Will Google Wave redefine the web and how we interact digitally?
Will Google Wave redefine the web and how we interact digitally?
So ... what's that mean?

In a nutshell, Google is attempting to integrate e-mail, instant messaging, media sharing, social networking, document creation, project management, entertainment and much more into shareable Waves. These Waves can be accessed in a variety of ways, via a reader, embedded in a website, from a mobile device, etc. And, of course, the Wave Platform is open source, fully extendable and customizable.

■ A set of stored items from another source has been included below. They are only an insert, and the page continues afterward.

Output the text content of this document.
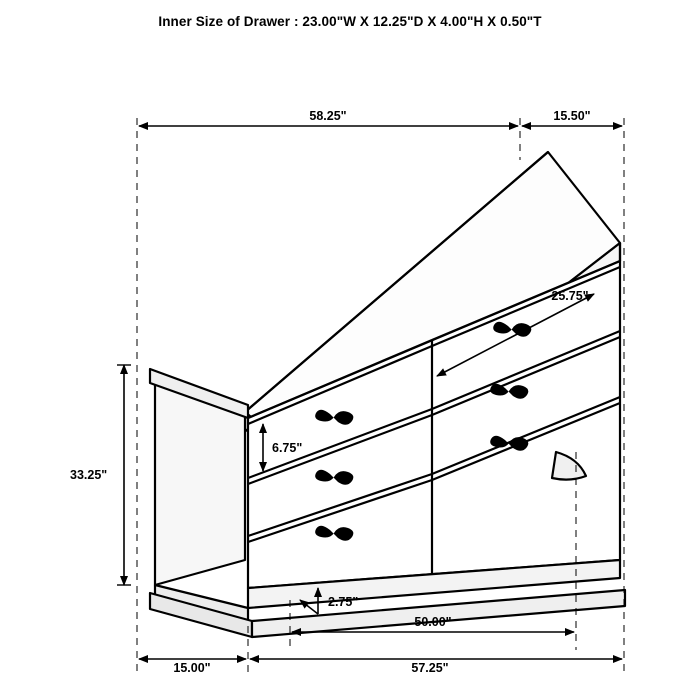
Inner Size of Drawer : 23.00"W X 12.25"D X 4.00"H X 0.50"T
58.25"	15.50"
25.75"
6.75"
33.25"
2.75"
15.00"	57.25"
50.00"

Goggle Wave is the definition of a disruptive technology. And, if it takes off, it has the potential to redefine the web and how we interact digitally. Does this spell the death of Twitter? What about blogging? Flickr? How about Facebook? Hard to say yet. But Google Wave could become the main way we interact with those services (and many others) going forward -- if it catches on.

Wave opens up myriad opportunities for brands as well.

Say, for example, a marketer wanted to create a Wave to solicit user generated content -- photos/videos of a certain product in action, testimonials, ratings, etc. The architecture of a Wave makes it very easy for the user to drag and drop media and converse in the Wave. The brand can easily repurpose the content automatically, in real time, in blogs, destination websites, mobile/location based applications, etc. The history of the Wave is always available so the user can go back in time to see how the content and conversations develop. Heady stuff indeed.

Google's Gmail has more than 146 million uses worldwide. They could easily become Wave users overnight once Google opens the floodgates. (Sorry, bad pun.) Sound exciting? Scary? How will it affect your social media strategy?